The government borrows from both domestic and external sources to finance its budget deficit. Domestic borrowing mainly comes through treasury bills and bonds issued to the banking sector, while the government also raises funds from the public through savings certificates and other instruments. External borrowing comes from institutions such as the World Bank, Asian Development Bank (ADB), and International Monetary Fund (IMF), as well as from various countries. Bangladesh has borrowed from countries including China, Japan, India, South Korea and Russia.
Huge interest burden will put additional pressure on budget management
Analysts say that high-interest payment obligations generally create pressure on the economy. Spending 13.59% of the total budget, or 21.10% of the planned NBR revenue, on debt servicing is likely to have a negative impact on the economy.
Economists generally believe that as interest expenses rise, the government's fiscal capacity shrinks, leaving less room for spending in other sectors.
Speaking to TBS, Fahmida Khatun, executive director of the Centre for Policy Dialogue (CPD), said that under the proposed budget, out of every Tk100 collected in revenue by the NBR, Tk21.10 would go towards interest payments.
"Typically, the NBR fails to meet its revenue targets. However, interest-payment obligations do not decline. As a result, by the end of the fiscal year, an even larger share of the actual revenue collected will have to be spent on servicing debt," she said.
She added that as a significant portion of revenue is being used for interest payments, the government's ability to spend on infrastructure, education, healthcare, social safety-net programmes and other development sectors is being reduced.
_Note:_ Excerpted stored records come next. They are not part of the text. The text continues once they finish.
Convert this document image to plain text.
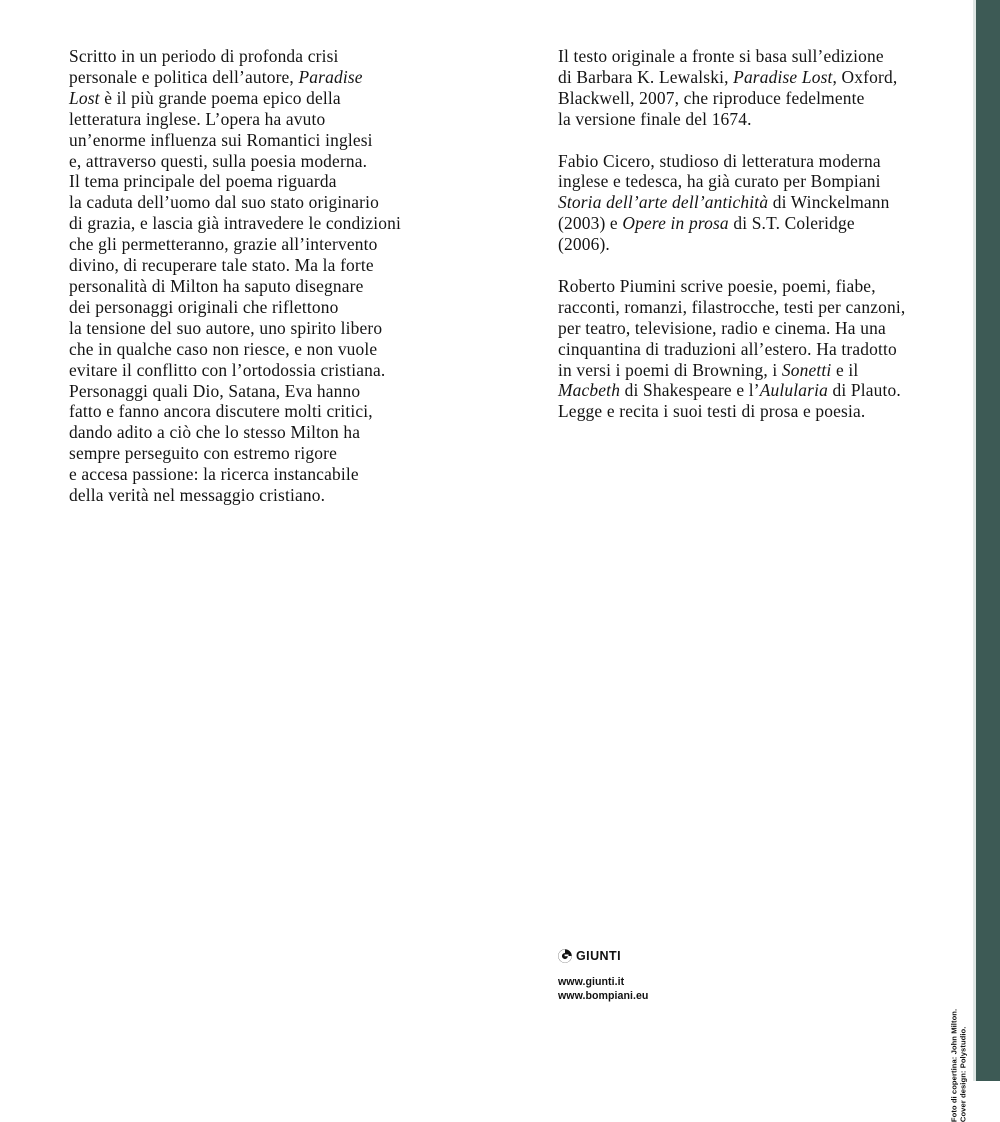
Scritto in un periodo di profonda crisi
personale e politica dell’autore, Paradise
Lost è il più grande poema epico della
letteratura inglese. L’opera ha avuto
un’enorme influenza sui Romantici inglesi
e, attraverso questi, sulla poesia moderna.
Il tema principale del poema riguarda
la caduta dell’uomo dal suo stato originario
di grazia, e lascia già intravedere le condizioni
che gli permetteranno, grazie all’intervento
divino, di recuperare tale stato. Ma la forte
personalità di Milton ha saputo disegnare
dei personaggi originali che riflettono
la tensione del suo autore, uno spirito libero
che in qualche caso non riesce, e non vuole
evitare il conflitto con l’ortodossia cristiana.
Personaggi quali Dio, Satana, Eva hanno
fatto e fanno ancora discutere molti critici,
dando adito a ciò che lo stesso Milton ha
sempre perseguito con estremo rigore
e accesa passione: la ricerca instancabile
della verità nel messaggio cristiano.

Il testo originale a fronte si basa sull’edizione
di Barbara K. Lewalski, Paradise Lost, Oxford,
Blackwell, 2007, che riproduce fedelmente
la versione finale del 1674.

Fabio Cicero, studioso di letteratura moderna
inglese e tedesca, ha già curato per Bompiani
Storia dell’arte dell’antichità di Winckelmann
(2003) e Opere in prosa di S.T. Coleridge
(2006).

Roberto Piumini scrive poesie, poemi, fiabe,
racconti, romanzi, filastrocche, testi per canzoni,
per teatro, televisione, radio e cinema. Ha una
cinquantina di traduzioni all’estero. Ha tradotto
in versi i poemi di Browning, i Sonetti e il
Macbeth di Shakespeare e l’Aulularia di Plauto.
Legge e recita i suoi testi di prosa e poesia.

GIUNTI
www.giunti.it
www.bompiani.eu
Foto di copertina: John Milton. Cover design: Polystudio.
She noted that these payments must be made in both local and foreign currencies. Although Bangladesh's foreign exchange reserves have increased, they have not yet reached a sufficiently strong position.
According to her, the massive interest burden has also pushed up total government expenditure. Since revenue growth remains weak, the government will need to borrow more. Without stronger revenue mobilisation, rising interest costs will create an even heavier debt-servicing burden in the future.
The economist further said that when a country's debt-servicing costs rise significantly, investors, development partners and international financial institutions tend to lose confidence in its debt-management capacity. As a result, they may impose stricter borrowing conditions and charge higher interest rates.
However, she also pointed out that government borrowing can have positive effects. If borrowed funds are invested in productive sectors such as power, transport, ports or industrial infrastructure, they can contribute to economic growth. In that case, interest payments can be viewed as the cost of future development.